ActiveMSers seeks out and reviews the better multiple sclerosis sites on the internet. If there is a website you would like to recommend or see reviewed, contact ActiveMSers at info@ActiveMSers.org. Sites below are broken down by topic and are recommended by ActiveMSers.
General MS Information
National Multiple Sclerosis Society (www.nmss.org) Easily one of the biggest and most complete websites devoted to multiple sclerosis. This is a site all active MSers should explore. NMSS has information for the newly diagnosed, treatment options, webcasts, details on current research, and links to local chapters. + Nice info on current trials (i.e., potentially free treatment), unbiased information a relief from the typical pharma websites, a complete resource valuable to all MSers and their families. - Info from NMSS so unbiased, specific advice hard to come by. Getting to the MSWorld message board (a partner of the NMSS) requires an onerous number of clicks; instead use the direct link to MSWorld, see below.
Multiple Sclerosis Association of America (www.mymsaa.org) Like the NMSS, the MSAA has lots of helpful information for those with this disease, including lots of events, a free cooling vest and accessory program, videos, and a magazine. + Their cooling equipment distribution and standard equipment distribution programs for those with financial issues is a godsend. - The website is in need of a freshening. But hey, it's a not-for-profit.
Multiple Sclerosis Foundation (www.msfocus.org) The MSF offers programming and support (including a toll-free helpline) to keep people with MS self-sufficient and their homes safe, while their educational programs heighten public awareness and promote understanding about the disease. Check out their info section on coping with multiple sclerosis. Better yet, their helpful (and free) booklets cover a ton of MS topics: pregnacy, CAM, nutrition, exercise, intimacy, cognition and more. + Their cooling equipment distribution program is super awesome for those with financial issues. - Their free magazine (get a subscription!) has solid content but the design is a bit dated
MS Forums/Message Boards
MSWorld (www.MSWorld.org) The official message board and chat center for the National Multiple Sclerosis Society, MSWord has the one of the more active MS forums on the web. The site is deceptively deep, offering an online MS magazine with stories from MSers, book reviews, weblinks and more. That said, MSWorld is best in its element of connecting MSers: its forum and chat room. + With dozens of forums and subforums, not to mention the extremely popular General MS Q&A section, the board is robust. Frequent chat sessions. A good site for newbies. - In their forums, links to other websites are restricted, meaning most posters have to post the link in their user profile, a hassle. Posts are always reviewed before they appear and might not show up for hours or ever. Sadly moderators are extremely inconsistent.
Patients Like Me (www.patientslikeme.com) The multiple sclerosis section of Patients Like Me has some 25,000 MS members.
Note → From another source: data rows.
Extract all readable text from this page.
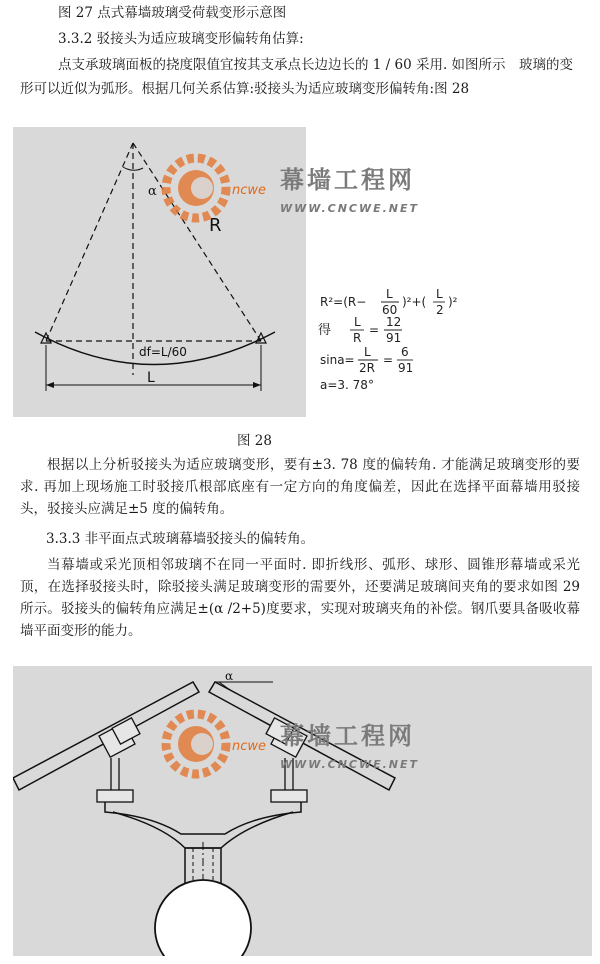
图 27 点式幕墙玻璃受荷载变形示意图
3.3.2 驳接头为适应玻璃变形偏转角估算:
点支承玻璃面板的挠度限值宜按其支承点长边边长的 1 / 60 采用. 如图所示　玻璃的变
形可以近似为弧形。根据几何关系估算:驳接头为适应玻璃变形偏转角:图 28
α
R
df=L/60
L
R²=(R−
L
60
)²+(
L
2
)²
得
L
R
=
12
91
sina=
L
2R
=
6
91
a=3. 78°
ncwe 幕墙工程网
WWW.CNCWE.NET
图 28
根据以上分析驳接头为适应玻璃变形，要有±3. 78 度的偏转角. 才能满足玻璃变形的要求. 再加上现场施工时驳接爪根部底座有一定方向的角度偏差，因此在选择平面幕墙用驳接头，驳接头应满足±5 度的偏转角。
3.3.3 非平面点式玻璃幕墙驳接头的偏转角。
当幕墙或采光顶相邻玻璃不在同一平面时. 即折线形、弧形、球形、圆锥形幕墙或采光顶，在选择驳接头时，除驳接头满足玻璃变形的需要外，还要满足玻璃间夹角的要求如图 29 所示。驳接头的偏转角应满足±(α /2+5)度要求，实现对玻璃夹角的补偿。钢爪要具备吸收幕墙平面变形的能力。
α
ncwe 幕墙工程网
WWW.CNCWE.NET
What makes this site unusual is that you can search for other MSers who share your symptoms, treatments, MS type, and a host of other filterable topics. The forum is modestly popular. + There is an excellent symptom tracker complete with graphs that can be combined with your meds. It's fun to compare yourself to others and to see other patient histories. The site requires registration, so it's relatively private. - The forum, while easily searchable, is a bit clunky to use. It's also heavily slanted to the female persuasion (80% of members). And since the site requires registration, it can be a hassle if you want to breeze by. If you fill out everything it can be revealing.
About.com's Julie Stachowiak, PhD's newsletter (www.ms.about.com) For news on multiple sclerosis in a competent and practical newsletter, I really enjoy the weekly one from epidemiologist Julie Stachowiak, author of the Multiple Sclerosis Manifesto. She was diagnosed in 2003 (although she has had the disease for much longer) and has lots of first-hand experiences. + Julie touches on a wide array of topics, from current breakthroughs to daily living with the disease. Her sign-off, "take of yourselves, my friends," is always comforting and friendly. - She does tend to recycle topics, but it's hard to find much fault here since a) it comes out 52 times a year and b) new folks are being diagnosed every day.
MS Activity Programs
Can Do Multiple Sclerosis (www.mscando.org) Founded by former Olympic skier Jimmie Heuga in 1984, Can Do MS teaches people with multiple sclerosis how to use exercise to help manage their life. Their lifestyle enrichment programs include education, nutrition, mental well-being, and exercise. + An informative e-newsletter is delivered on a regular basis and usually has at least one or two in-depth features as well as details on a variety of programs and events sponsored by the center. - Content lacks hands-on information and specific advice, although it is being added. Programs, five days, can be pricey but scholarships are available.